Step 5: Create indexes over MQTs

Once the MQTs are created, you may want to check if any indexes should be created on the MQTs. This can be performed with the "CREATE INDEX" statements. Since MQTs are local tables that cache the results of a query, the same considerations for creating an index on a local table apply to creating indexes on MQTs. If the MQT happens to have a key, unique indexes should be created to reflect the fact. Creation of indexes, unique or otherwise, helps read the data from MQTs in an efficient manner, resulting in better performance.

Note that unique indexes cannot be created on system-maintained MQTs. For our example if 'City' is a key for the MQT aggregate_sales, and aggregate_sales is a user-maintained MQT, a unique index may be created on the MQT as follows:


CREATE UNIQUE INDEX uniq_city_index ON aggregate_sales (City);

Step 6: Define informational constraints on nicknames

Defining "informational constraints" on nicknames to reflect the constraints on the underlying tables helps optimization even in the absence of MQTs. When MQTs are present, informational constraints can sometimes help the optimizer match a query to the MQT when the MQT would not have been considered a match in the absence of informational constraints. We demonstrate this with the help of an example:

Assume that the user has a nickname 'OFFICE_INFO' in addition to the DIVISIONAL_SALES nickname described before. The 'OFFICE_INFO' nickname has columns, CITY, OFFICE_ADDR and PHONE_NUM.
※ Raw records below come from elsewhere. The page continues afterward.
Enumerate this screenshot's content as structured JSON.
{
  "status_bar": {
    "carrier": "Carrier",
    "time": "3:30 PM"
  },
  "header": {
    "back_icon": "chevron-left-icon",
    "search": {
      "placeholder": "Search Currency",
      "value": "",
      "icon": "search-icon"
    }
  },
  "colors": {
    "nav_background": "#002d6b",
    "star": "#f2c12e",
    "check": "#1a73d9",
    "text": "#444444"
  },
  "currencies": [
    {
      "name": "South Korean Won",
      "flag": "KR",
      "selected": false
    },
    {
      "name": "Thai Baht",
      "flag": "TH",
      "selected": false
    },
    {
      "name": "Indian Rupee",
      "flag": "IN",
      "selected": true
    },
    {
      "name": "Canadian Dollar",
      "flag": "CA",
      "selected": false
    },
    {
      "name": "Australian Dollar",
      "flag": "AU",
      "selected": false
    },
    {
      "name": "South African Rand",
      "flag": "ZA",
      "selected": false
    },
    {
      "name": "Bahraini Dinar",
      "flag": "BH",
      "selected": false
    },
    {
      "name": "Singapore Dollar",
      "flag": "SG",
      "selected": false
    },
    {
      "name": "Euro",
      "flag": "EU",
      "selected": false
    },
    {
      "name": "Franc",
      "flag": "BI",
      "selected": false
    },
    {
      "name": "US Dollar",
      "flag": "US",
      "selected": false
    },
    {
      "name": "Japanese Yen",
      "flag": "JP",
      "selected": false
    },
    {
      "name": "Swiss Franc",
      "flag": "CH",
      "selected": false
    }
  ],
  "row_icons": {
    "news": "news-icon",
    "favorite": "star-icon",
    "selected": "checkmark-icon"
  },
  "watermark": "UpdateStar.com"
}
The column 'CITY' in the OFFICE_INFO nickname is unique and hence a unique constraint has been defined on the nickname OFFICE_INFO on column CITY as follows:


ALTER NICKNAME OFFICE_INFO ADD CONSTRAINT UNIQ_CONS UNIQUE (CITY) NOT ENFORCED 
ENABLE QUERY OPTIMIZATION;
      

The column CITY in nickname DIVISIONAL_SALES always finds a matching city in nickname OFFICE_INFO and hence an informational referential integrity constraint has been defined on column CITY between nicknames OFFICE_INFO and DIVISIONAL_SALES as follows:


ALTER NICKNAME DIVISIONAL_SALES ADD CONSTRAINT CITY_CONSTRAINT
FOREIGN KEY (CITY) REFERENCES OFFICE_INFO(CITY) NOT ENFORCED
ENABLE QUERY OPTIMIZATION;
      

Also assume that the MQT aggregate_sales exists as described before.
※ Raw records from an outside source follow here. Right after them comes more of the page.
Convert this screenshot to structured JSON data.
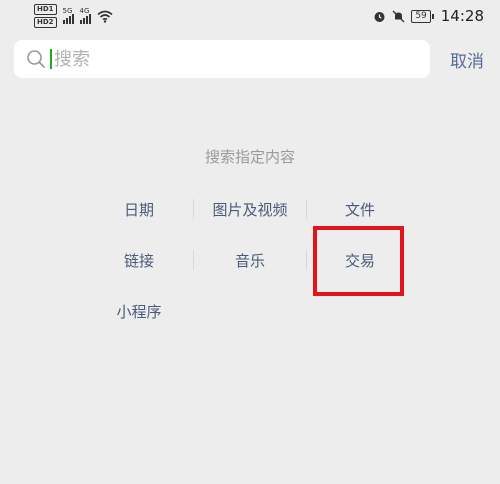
{
  "status_bar": {
    "hd_badges": [
      "HD1",
      "HD2"
    ],
    "net_1": "5G",
    "net_2": "4G",
    "battery": "59",
    "time": "14:28"
  },
  "search": {
    "placeholder": "搜索",
    "value": "",
    "cancel_label": "取消"
  },
  "main": {
    "hint": "搜索指定内容",
    "categories": [
      {
        "label": "日期"
      },
      {
        "label": "图片及视频"
      },
      {
        "label": "文件"
      },
      {
        "label": "链接"
      },
      {
        "label": "音乐"
      },
      {
        "label": "交易"
      },
      {
        "label": "小程序"
      }
    ],
    "highlight_color": "#e0161c",
    "accent_color": "#576b95"
  }
}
Now, the user issues a query:


SELECT DS.CITY, SUM(PRICE) 
FROM DIVISIONAL_SALES DS, OFFICE_INFO OI
WHERE STATE ='CA' AND TRANSACTION_DATE BETWEEN '01/01/2005' AND '12/31/2005'
AND DS.CITY = OI.CITY
GROUP BY DS.CITY;
		

Since the referential integrity constraint ensures that every value of CITY in DIVISIONAL SALES will find a match in OFFICE_INFO, the optimizer can safely eliminate the join to the OFFICE_INFO nickname and route to the MQT AGGREGATE_SALES.

Step 7: Collect statistics over MQTs using runstats

Once the MQTs and relevant indexes are created, it is advisable to run "runstats" on MQTs in order to collect statistics. The WebSphere Information Integrator optimizer is cost-based and relies on accurate statistics for all objects, including MQTs, to make execution plan decisions. For our example, MQT, runstats can be run to collect statistics as follows:


RUNSTATS ON TABLE sample.aggregate_sales WITH DISTRIBUTION AND DETAILED INDEXES ALL;

Here 'sample' is the schema under which the MQT aggregate_sales has been created.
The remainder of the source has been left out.